Without memory: We asked the agent — "Who should own the settings page redesign?" It said Rahul. Makes sense on paper: frontend task, frontend engineer. We'd had a conversation about Rahul's workload two days earlier, but the agent had no way to know that. It just saw "UI task → frontend engineer" and fired.

With Hindsight: Same question, new session. The recalled memory included our earlier discussion about Rahul's load. The agent responded:

"Based on recent interactions, Rahul is currently at high utilization with the authentication UI in progress. Given this, I'd recommend either scoping this task for next sprint, or exploring whether Dexter can take a frontend-adjacent component while Rahul completes current work. Memory Note: Rahul's concurrent UI load is a pattern worth tracking."

Same model. Same prompt structure. The only difference was what Hindsight surfaced.

The agent didn't just give us an answer — it gave us a better answer because it remembered the context that made the obvious answer wrong.

That "Memory Note" line is worth calling out. The prompt instructs the model to end with a memory note, but the content — recognizing Rahul's concurrent load as a recurring pattern — came entirely from what Hindsight recalled. We didn't engineer that insight. It emerged from memory.

![The agent citing a Memory Note after assigning the API integration to Dexter — it pulled from past interactions to justify the decision]

The Unexpected Behavior

About halfway through the hackathon, we asked: "Sohan's sprint retrospective is done — what should they focus on next?"

The agent came back with something we hadn't anticipated. It flagged that based on previous interactions, sprint planning had historically followed retrospectives in our workflow, and proactively suggested Sohan begin stakeholder prep for the next sprint — before it was formally assigned.

We hadn't stored "sprint planning follows retrospectives" anywhere. The agent had inferred a workflow sequence from the order of retained interactions and applied it forward as a recommendation.

We re-read the response three times. It had learned a process from observation — not from instructions, not from documentation, but from the pattern of decisions retained over time. That was the moment the team stopped treating this as a hackathon project and started treating it as something worth finishing properly.

One Non-Obvious Lesson

We expected the hardest part to be the Hindsight integration. It wasn't — the open source agent memory library is clean, the recall/retain pattern is intuitive, and async support is solid.

The actually hard part was deciding what to retain.
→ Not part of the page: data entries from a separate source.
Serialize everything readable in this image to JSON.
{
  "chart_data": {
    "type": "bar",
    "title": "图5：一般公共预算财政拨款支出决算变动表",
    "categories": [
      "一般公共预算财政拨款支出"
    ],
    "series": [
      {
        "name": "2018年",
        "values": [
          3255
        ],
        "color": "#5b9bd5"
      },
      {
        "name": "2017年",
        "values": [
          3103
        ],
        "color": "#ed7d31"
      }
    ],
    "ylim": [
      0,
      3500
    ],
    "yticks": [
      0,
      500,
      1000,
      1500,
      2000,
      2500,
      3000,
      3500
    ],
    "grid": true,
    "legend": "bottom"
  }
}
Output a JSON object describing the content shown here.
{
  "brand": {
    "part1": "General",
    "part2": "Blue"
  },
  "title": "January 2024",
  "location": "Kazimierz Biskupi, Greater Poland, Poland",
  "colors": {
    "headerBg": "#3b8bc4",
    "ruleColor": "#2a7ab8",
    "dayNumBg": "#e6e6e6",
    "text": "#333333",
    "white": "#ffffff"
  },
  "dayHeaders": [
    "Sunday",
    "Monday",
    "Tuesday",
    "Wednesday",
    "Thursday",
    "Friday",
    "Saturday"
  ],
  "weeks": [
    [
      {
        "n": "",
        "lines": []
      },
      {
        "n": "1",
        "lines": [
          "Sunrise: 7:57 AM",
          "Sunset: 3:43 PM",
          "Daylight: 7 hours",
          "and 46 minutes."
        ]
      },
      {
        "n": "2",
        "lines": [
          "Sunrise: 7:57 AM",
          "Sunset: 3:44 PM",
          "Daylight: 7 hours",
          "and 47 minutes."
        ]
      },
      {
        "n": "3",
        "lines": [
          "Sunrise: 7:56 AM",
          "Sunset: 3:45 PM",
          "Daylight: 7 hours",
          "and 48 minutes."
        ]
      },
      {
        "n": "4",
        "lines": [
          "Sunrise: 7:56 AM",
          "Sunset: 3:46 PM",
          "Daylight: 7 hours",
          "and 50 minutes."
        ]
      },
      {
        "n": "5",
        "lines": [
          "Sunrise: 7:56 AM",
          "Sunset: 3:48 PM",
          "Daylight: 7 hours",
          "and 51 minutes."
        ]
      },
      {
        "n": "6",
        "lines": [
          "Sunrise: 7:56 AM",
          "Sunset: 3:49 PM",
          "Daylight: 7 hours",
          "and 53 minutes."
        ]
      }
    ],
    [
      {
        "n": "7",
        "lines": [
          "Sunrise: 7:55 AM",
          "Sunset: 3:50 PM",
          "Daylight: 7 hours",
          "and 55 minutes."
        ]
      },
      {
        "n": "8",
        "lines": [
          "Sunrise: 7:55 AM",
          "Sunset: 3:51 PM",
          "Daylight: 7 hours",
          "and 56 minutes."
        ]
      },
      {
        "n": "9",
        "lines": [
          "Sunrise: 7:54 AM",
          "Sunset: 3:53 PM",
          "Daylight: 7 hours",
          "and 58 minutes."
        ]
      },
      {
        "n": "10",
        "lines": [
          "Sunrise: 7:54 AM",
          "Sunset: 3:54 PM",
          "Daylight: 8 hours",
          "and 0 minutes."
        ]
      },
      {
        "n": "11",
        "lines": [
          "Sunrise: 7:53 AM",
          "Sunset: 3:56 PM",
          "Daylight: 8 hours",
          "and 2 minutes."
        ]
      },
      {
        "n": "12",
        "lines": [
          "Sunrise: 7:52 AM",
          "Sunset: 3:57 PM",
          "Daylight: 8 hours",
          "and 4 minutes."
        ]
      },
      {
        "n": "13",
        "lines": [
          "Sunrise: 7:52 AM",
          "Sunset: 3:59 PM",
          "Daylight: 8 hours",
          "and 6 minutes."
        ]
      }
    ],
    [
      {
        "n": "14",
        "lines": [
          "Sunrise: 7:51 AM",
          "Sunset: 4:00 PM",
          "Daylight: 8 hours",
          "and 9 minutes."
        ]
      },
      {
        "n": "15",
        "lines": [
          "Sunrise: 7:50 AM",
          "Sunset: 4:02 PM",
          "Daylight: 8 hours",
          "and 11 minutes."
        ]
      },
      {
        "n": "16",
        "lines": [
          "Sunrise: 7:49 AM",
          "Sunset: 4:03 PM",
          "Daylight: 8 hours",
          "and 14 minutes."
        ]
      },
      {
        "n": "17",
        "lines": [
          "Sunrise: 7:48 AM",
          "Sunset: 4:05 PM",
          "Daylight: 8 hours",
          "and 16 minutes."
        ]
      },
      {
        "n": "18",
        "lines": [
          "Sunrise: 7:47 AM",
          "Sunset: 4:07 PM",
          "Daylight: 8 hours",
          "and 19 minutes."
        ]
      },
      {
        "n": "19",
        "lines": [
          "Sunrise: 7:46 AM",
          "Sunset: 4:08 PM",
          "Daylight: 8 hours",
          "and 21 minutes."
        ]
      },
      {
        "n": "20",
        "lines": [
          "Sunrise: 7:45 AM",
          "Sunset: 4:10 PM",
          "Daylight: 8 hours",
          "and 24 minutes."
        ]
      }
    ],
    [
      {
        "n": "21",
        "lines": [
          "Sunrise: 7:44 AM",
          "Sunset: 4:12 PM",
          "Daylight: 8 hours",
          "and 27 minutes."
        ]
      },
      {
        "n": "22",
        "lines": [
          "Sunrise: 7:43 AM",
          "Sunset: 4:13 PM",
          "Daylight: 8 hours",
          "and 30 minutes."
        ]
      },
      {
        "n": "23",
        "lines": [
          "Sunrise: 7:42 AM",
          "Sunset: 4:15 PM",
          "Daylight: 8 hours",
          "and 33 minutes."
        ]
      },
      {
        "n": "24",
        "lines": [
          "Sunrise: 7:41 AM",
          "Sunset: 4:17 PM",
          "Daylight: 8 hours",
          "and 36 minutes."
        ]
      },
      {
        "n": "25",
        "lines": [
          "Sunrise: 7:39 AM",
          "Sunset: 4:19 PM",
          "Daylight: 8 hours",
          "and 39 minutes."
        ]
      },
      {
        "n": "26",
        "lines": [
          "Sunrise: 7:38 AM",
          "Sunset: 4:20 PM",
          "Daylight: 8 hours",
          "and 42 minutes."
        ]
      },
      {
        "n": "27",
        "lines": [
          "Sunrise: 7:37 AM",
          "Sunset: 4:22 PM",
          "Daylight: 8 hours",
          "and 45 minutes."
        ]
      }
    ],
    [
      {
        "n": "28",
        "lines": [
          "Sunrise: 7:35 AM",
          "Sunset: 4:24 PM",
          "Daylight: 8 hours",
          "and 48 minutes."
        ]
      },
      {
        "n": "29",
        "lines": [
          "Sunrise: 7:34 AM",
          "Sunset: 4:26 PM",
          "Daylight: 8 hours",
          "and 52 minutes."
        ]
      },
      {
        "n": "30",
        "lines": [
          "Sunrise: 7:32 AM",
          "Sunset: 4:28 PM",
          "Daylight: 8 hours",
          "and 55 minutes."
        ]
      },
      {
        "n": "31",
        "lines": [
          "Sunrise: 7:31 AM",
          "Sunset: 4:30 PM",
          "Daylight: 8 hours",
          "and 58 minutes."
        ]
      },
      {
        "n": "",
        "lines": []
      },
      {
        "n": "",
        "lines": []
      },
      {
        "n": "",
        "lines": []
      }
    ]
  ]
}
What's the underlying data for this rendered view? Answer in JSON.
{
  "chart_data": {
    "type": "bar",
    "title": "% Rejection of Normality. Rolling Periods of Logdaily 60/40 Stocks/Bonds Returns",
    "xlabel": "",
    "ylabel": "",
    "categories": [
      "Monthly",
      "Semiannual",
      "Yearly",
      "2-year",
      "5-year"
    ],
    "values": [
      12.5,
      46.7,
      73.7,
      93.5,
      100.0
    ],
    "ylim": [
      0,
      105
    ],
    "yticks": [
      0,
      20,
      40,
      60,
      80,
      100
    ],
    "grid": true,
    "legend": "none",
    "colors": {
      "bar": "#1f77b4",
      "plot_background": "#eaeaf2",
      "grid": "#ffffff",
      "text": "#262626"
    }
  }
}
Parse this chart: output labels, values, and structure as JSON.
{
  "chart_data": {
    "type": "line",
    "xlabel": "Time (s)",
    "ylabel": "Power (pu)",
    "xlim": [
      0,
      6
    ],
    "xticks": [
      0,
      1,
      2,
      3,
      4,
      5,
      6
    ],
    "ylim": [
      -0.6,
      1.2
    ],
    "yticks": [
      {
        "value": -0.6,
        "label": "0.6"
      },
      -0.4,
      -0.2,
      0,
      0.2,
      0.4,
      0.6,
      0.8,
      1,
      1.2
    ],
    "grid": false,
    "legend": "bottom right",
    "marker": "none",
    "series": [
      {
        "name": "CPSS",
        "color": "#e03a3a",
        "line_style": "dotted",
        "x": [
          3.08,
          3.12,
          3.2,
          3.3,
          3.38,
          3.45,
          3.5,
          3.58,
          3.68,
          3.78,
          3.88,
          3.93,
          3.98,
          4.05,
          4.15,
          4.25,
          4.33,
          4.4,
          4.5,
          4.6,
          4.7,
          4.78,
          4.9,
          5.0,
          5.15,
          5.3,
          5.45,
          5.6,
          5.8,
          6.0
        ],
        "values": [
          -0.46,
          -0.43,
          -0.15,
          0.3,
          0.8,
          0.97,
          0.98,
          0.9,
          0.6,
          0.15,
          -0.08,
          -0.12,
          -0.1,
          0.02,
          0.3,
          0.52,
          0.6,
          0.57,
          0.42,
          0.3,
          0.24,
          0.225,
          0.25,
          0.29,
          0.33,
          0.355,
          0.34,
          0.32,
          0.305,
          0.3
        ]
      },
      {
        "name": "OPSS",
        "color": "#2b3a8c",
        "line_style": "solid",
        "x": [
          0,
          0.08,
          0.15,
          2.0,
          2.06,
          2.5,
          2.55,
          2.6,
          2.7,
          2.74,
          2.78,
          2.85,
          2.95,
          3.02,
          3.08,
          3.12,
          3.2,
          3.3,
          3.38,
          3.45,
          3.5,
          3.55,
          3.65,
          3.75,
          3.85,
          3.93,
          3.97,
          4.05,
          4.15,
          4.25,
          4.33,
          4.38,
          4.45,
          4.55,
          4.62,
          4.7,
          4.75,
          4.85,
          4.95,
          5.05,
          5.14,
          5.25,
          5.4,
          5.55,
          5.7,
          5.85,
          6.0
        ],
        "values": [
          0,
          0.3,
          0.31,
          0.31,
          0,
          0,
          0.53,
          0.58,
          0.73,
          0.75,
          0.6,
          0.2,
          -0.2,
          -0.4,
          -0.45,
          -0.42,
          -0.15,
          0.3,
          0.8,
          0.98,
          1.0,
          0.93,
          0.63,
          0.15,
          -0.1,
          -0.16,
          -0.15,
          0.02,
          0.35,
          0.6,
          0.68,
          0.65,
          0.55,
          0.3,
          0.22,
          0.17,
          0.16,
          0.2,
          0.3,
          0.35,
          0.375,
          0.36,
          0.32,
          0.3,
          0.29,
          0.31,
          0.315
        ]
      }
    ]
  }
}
Our first instinct was to store everything — every message, every response, full text, every timestamp. That backfired quickly. Recall results got noisy, and the agent started surfacing loosely related memories that confused its reasoning rather than sharpening it.

The fix was two things: specificity in the context tag, and truncating the retained AI response to 400 characters. We wanted the decision pattern, not the full reasoning chain. Once we made that change, recall quality improved dramatically.

The lesson: storage discipline matters more than storage volume. A tightly scoped memory bank with well-tagged, truncated records will outperform a comprehensive log every time. You're not building an audit trail — you're building the institutional knowledge of a teammate who's been here for six months.